Customers of Oklahoma Natural Gas won’t be seeing any immediate increase in their monthly bills after the utility was hit with an estimated $1.5 billion in extraordinary gas costs during the February winter storm.

The Oklahoma Corporation Commission in a 3-0 vote on Tuesday approved a financial maneuver that allows ONG to “park” the costs for now. The vote was in support of an order allowing the utility to establish a regulatory asset and and waiver, a move that will delay any pass through of the extraordinary costs.

“We only have two choices,” said Commission Chairman Todd Hiett during the first of two Tuesday meetings by the regulatory body. “We either have to park the costs somewhere or send it to the ratepayers.”

A spokesman for Oklahoma Natural said the intent of the utility was to waive the extraordinary costs and “park” or “warehouse” them until they can be handled at a later date by the commissioners. Otherwise, the costs would have been put into the tariff system and customers would start seeing exorbitant bills sometime in early April.

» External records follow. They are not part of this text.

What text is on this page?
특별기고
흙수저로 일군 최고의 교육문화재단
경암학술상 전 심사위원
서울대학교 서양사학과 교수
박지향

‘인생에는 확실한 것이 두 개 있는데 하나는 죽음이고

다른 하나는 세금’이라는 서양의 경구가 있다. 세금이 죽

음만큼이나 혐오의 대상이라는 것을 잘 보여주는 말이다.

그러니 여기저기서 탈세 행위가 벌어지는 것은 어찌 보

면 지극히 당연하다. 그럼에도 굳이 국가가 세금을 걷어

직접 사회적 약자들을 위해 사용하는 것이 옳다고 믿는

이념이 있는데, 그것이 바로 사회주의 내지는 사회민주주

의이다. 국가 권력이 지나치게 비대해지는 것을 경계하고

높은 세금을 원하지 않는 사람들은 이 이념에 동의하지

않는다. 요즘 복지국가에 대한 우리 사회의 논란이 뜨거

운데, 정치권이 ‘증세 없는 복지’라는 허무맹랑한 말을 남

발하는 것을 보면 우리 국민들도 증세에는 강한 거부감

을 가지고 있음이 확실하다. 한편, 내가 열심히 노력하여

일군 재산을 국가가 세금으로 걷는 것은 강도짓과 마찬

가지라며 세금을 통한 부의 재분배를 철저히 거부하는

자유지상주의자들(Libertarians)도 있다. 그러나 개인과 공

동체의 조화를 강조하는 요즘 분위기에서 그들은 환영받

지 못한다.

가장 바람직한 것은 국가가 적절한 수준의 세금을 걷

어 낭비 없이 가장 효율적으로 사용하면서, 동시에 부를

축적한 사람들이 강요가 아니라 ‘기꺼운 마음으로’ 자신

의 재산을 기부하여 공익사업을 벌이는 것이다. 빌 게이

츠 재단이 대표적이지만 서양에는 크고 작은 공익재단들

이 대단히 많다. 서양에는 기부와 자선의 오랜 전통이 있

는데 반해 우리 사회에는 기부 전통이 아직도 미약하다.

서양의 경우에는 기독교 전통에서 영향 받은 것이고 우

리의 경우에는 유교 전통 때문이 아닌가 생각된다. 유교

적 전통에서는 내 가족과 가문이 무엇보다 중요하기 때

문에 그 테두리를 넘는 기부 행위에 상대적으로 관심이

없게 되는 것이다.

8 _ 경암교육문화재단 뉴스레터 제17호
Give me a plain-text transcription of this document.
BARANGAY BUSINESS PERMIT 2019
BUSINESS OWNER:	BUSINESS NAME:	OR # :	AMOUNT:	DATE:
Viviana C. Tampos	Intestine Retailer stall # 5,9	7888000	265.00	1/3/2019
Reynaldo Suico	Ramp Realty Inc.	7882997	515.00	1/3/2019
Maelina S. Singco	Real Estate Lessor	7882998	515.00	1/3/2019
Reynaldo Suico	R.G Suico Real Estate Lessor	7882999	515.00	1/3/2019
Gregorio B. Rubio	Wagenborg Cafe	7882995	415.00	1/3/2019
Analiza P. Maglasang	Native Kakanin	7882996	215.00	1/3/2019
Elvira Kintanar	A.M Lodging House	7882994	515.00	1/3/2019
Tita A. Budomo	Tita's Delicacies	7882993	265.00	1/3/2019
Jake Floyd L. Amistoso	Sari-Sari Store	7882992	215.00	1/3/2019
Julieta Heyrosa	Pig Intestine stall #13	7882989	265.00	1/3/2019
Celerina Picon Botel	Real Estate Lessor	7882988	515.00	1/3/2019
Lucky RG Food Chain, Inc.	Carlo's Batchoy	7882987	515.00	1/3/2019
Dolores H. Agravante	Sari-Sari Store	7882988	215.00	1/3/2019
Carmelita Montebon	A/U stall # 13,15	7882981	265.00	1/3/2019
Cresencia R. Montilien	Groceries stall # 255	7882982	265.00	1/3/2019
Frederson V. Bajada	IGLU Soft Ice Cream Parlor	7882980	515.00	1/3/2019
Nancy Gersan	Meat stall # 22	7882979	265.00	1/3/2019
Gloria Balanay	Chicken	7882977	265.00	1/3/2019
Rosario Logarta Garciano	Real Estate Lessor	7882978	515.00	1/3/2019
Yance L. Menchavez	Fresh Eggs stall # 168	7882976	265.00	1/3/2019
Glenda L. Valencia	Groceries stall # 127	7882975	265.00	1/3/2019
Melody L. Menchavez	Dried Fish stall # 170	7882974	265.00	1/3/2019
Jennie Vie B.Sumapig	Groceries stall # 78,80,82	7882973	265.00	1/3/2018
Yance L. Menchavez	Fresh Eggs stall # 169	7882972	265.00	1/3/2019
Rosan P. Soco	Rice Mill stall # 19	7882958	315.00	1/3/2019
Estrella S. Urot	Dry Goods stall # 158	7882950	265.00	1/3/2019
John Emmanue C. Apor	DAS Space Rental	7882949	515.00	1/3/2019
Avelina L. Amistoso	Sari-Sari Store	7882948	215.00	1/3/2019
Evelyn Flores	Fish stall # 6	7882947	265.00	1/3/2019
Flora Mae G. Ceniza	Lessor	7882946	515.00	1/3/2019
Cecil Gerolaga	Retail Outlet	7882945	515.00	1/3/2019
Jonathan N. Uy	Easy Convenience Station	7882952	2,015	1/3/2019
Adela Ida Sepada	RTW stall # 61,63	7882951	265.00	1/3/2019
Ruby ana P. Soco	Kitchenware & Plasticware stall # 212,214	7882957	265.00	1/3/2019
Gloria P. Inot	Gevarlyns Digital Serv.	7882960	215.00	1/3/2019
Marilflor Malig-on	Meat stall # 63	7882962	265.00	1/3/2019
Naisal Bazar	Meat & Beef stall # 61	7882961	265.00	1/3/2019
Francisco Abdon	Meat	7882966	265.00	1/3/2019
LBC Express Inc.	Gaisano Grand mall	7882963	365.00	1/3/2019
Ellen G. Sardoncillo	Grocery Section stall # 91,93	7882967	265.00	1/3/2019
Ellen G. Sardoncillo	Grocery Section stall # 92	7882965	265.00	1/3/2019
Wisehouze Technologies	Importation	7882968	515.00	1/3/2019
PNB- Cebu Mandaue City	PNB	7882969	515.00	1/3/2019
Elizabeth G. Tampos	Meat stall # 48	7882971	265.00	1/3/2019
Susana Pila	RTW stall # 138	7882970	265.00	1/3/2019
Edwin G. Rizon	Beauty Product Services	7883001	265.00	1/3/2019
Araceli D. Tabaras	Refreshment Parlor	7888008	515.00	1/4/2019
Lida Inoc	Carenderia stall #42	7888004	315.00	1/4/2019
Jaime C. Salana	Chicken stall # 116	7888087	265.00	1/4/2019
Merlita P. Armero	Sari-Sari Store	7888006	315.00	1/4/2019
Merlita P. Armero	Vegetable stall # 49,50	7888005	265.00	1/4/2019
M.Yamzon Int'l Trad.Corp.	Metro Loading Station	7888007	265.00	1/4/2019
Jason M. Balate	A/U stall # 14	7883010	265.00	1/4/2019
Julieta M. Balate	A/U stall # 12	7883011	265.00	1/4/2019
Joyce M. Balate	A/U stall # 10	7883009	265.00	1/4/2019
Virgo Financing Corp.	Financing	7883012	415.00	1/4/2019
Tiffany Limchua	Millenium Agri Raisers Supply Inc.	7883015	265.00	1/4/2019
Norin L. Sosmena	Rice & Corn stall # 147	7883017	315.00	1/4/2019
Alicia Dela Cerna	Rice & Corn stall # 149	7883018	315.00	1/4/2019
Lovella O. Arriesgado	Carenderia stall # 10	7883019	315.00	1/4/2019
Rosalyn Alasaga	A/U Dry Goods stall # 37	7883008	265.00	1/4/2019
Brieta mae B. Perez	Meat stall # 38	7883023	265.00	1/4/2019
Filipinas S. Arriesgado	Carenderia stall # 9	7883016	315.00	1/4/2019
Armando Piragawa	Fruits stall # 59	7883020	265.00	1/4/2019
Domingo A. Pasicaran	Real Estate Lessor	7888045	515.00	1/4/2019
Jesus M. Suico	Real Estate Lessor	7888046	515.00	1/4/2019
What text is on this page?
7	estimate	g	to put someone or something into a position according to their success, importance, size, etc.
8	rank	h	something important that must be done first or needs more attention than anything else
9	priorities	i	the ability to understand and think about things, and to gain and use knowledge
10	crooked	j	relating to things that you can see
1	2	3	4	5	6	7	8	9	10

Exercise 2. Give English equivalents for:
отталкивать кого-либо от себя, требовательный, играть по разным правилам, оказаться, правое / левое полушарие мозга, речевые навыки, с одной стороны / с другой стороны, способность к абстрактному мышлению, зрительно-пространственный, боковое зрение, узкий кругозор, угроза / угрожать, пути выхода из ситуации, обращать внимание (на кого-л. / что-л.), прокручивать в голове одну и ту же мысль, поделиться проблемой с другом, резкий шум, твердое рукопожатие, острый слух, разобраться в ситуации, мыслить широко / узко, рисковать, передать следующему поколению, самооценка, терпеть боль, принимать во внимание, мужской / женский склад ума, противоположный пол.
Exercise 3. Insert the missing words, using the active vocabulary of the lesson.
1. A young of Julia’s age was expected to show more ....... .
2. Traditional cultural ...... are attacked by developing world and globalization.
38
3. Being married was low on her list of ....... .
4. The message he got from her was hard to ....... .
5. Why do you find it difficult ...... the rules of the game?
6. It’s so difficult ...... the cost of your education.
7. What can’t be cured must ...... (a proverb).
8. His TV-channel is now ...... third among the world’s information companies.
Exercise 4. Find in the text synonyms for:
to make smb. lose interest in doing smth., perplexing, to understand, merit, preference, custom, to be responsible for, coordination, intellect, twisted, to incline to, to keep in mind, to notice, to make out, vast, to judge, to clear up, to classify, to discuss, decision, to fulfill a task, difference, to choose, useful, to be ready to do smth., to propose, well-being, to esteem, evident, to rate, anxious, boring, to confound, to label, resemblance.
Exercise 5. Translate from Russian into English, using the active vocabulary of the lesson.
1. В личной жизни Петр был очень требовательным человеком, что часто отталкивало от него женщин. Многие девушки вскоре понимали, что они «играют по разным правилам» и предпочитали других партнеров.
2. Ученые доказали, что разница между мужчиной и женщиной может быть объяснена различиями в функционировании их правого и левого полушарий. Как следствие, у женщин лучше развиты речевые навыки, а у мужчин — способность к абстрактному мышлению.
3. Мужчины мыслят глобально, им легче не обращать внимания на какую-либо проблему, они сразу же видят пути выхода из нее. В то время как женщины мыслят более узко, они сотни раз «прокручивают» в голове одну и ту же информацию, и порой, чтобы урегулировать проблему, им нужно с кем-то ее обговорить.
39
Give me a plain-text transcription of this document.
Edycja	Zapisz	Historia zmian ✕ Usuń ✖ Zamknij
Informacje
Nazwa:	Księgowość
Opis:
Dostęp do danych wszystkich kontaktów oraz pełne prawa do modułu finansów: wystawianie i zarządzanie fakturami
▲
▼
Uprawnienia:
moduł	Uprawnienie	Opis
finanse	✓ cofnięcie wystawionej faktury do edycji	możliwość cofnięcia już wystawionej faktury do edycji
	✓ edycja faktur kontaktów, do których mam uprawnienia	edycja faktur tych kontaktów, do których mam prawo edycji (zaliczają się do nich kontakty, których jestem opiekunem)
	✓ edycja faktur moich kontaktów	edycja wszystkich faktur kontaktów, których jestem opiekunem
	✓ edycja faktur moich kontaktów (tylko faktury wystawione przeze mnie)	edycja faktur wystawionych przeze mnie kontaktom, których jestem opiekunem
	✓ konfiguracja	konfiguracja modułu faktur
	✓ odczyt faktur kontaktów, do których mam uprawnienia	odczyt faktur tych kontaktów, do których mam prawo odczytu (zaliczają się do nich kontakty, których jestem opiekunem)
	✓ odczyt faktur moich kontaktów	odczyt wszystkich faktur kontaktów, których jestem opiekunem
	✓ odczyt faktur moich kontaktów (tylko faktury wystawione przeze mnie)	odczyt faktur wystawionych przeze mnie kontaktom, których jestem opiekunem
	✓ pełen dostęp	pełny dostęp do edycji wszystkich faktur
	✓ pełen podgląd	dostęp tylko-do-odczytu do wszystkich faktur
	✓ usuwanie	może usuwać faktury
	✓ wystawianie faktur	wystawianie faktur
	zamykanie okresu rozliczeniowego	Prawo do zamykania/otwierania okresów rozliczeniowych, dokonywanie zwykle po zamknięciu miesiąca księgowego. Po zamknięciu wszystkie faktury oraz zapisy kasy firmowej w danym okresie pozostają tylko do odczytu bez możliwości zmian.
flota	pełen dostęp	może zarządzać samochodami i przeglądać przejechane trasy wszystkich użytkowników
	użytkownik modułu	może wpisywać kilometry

“Absent regulatory intervention by this Commission, those extraordinary costs will soon flow through to customers in their monthly natural gas bills, as specified by existing tariff provisions and Commission rules,” stated the order signed by the three commissioners.

The order defers the costs and once ONG figures the real costs, it will have to file a compliance report with the regulators. Putting ONG’s costs into perspective, the company’s entire 2019 bill was closer to $300 million for natural gas.

The impact on a homeowner’s gas bill could have been astronomically high had the $1.5 billion cost been passed along to ONG’s customers.

Corporation Commissioners in a second meeting on Tuesday also voted 2-0, with Commissioner Dana Murphy absent, to extend their original emergency natural gas production rate of 100% for nearly two more weeks. The order will be in effect through March 31.

Commissioners also plan a meeting where they will consider a new rate to be in effect in April, one that staff wants to increase from the existing 50% long rate production rate to 75%.